We agree with the trial court’s summary judgment order and we adopt that order as part of this opinion.
This opinion was prepared by retired Justice RICHARD L. JONES, sitting as a Justice of this Court pursuant to ?12-18-10(e), Ala. Code 1975, and it is hereby adopted as that of the Court.
HORNSBY, C.J., and SHORES, HOUSTON, STEAGALL, KENNEDY, INGRAM and COOK, JJ., concur.

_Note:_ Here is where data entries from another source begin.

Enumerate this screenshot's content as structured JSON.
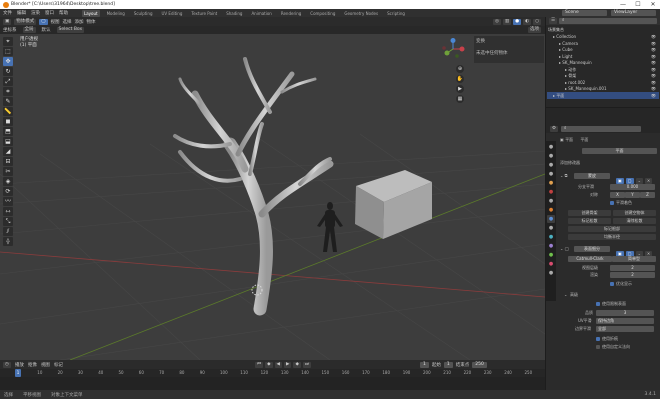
{
  "titlebar": {
    "title": "Blender* [C:\\Users\\31964\\Desktop\\tree.blend]",
    "minimize": "—",
    "maximize": "☐",
    "close": "✕"
  },
  "menu": [
    "文件",
    "编辑",
    "渲染",
    "窗口",
    "帮助"
  ],
  "workspaces": [
    "Layout",
    "Modeling",
    "Sculpting",
    "UV Editing",
    "Texture Paint",
    "Shading",
    "Animation",
    "Rendering",
    "Compositing",
    "Geometry Nodes",
    "Scripting"
  ],
  "scene": {
    "name": "Scene",
    "view_layer": "ViewLayer"
  },
  "header": {
    "mode": "物体模式",
    "view": "视图",
    "select": "选择",
    "add": "添加",
    "object": "物体",
    "orientation": "全局",
    "drag": "Select Box"
  },
  "header3": {
    "coord": "坐标系",
    "default": "默认",
    "options": "选项"
  },
  "viewport": {
    "persp": "用户透视",
    "collection": "(1) 平面"
  },
  "npanel": {
    "tab": "变换",
    "hint": "未选中任何物体"
  },
  "tools": [
    "cursor-icon",
    "select-icon",
    "move-icon",
    "rotate-icon",
    "scale-icon",
    "transform-icon",
    "annotate-icon",
    "measure-icon",
    "add-cube-icon",
    "extrude-icon",
    "inset-icon",
    "bevel-icon",
    "loopcut-icon",
    "knife-icon",
    "polybuild-icon",
    "spin-icon",
    "smooth-icon",
    "edge-slide-icon",
    "shrink-icon",
    "shear-icon",
    "rip-icon"
  ],
  "outliner": {
    "title": "场景集合",
    "rows": [
      {
        "label": "Collection",
        "indent": 1
      },
      {
        "label": "Camera",
        "indent": 2
      },
      {
        "label": "Cube",
        "indent": 2
      },
      {
        "label": "Light",
        "indent": 2
      },
      {
        "label": "SK_Mannequin",
        "indent": 2
      },
      {
        "label": "动作",
        "indent": 3
      },
      {
        "label": "骨架",
        "indent": 3
      },
      {
        "label": "root.002",
        "indent": 3
      },
      {
        "label": "SK_Mannequin.001",
        "indent": 3
      },
      {
        "label": "平面",
        "indent": 1
      }
    ]
  },
  "props": {
    "object": "平面",
    "modifier_name": "平面",
    "add_modifier": "添加修改器",
    "subsurf": "蒙皮",
    "res_label": "分支平滑",
    "res_value": "0.000",
    "symmetry": "对称",
    "sym_x": "X",
    "sym_y": "Y",
    "sym_z": "Z",
    "smooth": "平滑着色",
    "create_armature": "创建骨架",
    "create_empty": "创建空物体",
    "mark_loose": "标记松散",
    "clear_loose": "清除松散",
    "mark_root": "标记根部",
    "equalize": "均衡半径",
    "subdiv": "表面细分",
    "catmull": "Catmull-Clark",
    "simple": "简单型",
    "levels_viewport": "视图层级",
    "render_levels": "渲染",
    "optimal": "优化显示",
    "lv_val": "2",
    "rd_val": "2",
    "advanced": "高级",
    "use_limit": "使用限制表面",
    "quality": "品质",
    "quality_val": "3",
    "uv_smooth": "UV平滑",
    "uv_val": "保持边角",
    "boundary": "边界平滑",
    "boundary_val": "全部",
    "creases": "使用折痕",
    "custom_normals": "使用自定义法向"
  },
  "timeline": {
    "play": "播放",
    "keying": "抠像",
    "view": "视图",
    "markers": "标记",
    "frame": "1",
    "start": "起始",
    "start_val": "1",
    "end": "结束点",
    "end_val": "250"
  },
  "ruler": [
    "0",
    "10",
    "20",
    "30",
    "40",
    "50",
    "60",
    "70",
    "80",
    "90",
    "100",
    "110",
    "120",
    "130",
    "140",
    "150",
    "160",
    "170",
    "180",
    "190",
    "200",
    "210",
    "220",
    "230",
    "240",
    "250"
  ],
  "statusbar": [
    "选择",
    "平移视图",
    "对象上下文菜单",
    "3.4.1"
  ]
}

[fn1] Section 34-27-30 reads as follows:
“It shall be unlawful for any person . . . for a fee, commission or other valuable consideration, or with the intention or expectation of receiving or collecting a fee, commission or other valuable consideration from another, to do any of the following unless he is licensed under articles 1 and 2 of this chapter [Chapter 27 ? Real Estate Brokers]:
“(1) Sell, exchange, purchase, rent, or lease real estate;
“(2) Offer to sell, exchange, purchase, rent, or lease real estate;
“(3) Negotiate or attempt to negotiate the listing, sale, exchange, purchase, rental, or leasing of real estate;
“. . . .
“(7) Aid, attempt, or offer to aid in locating or obtaining for purchase, rent, or lease any real estate;
“. . .; or
“(10) Present himself or be presented as being able to perform an act for which a license is required.”
[fn2] We note that Higdon stated that the holding in Blythe was “inapt” to the facts and issues presented in Higdon.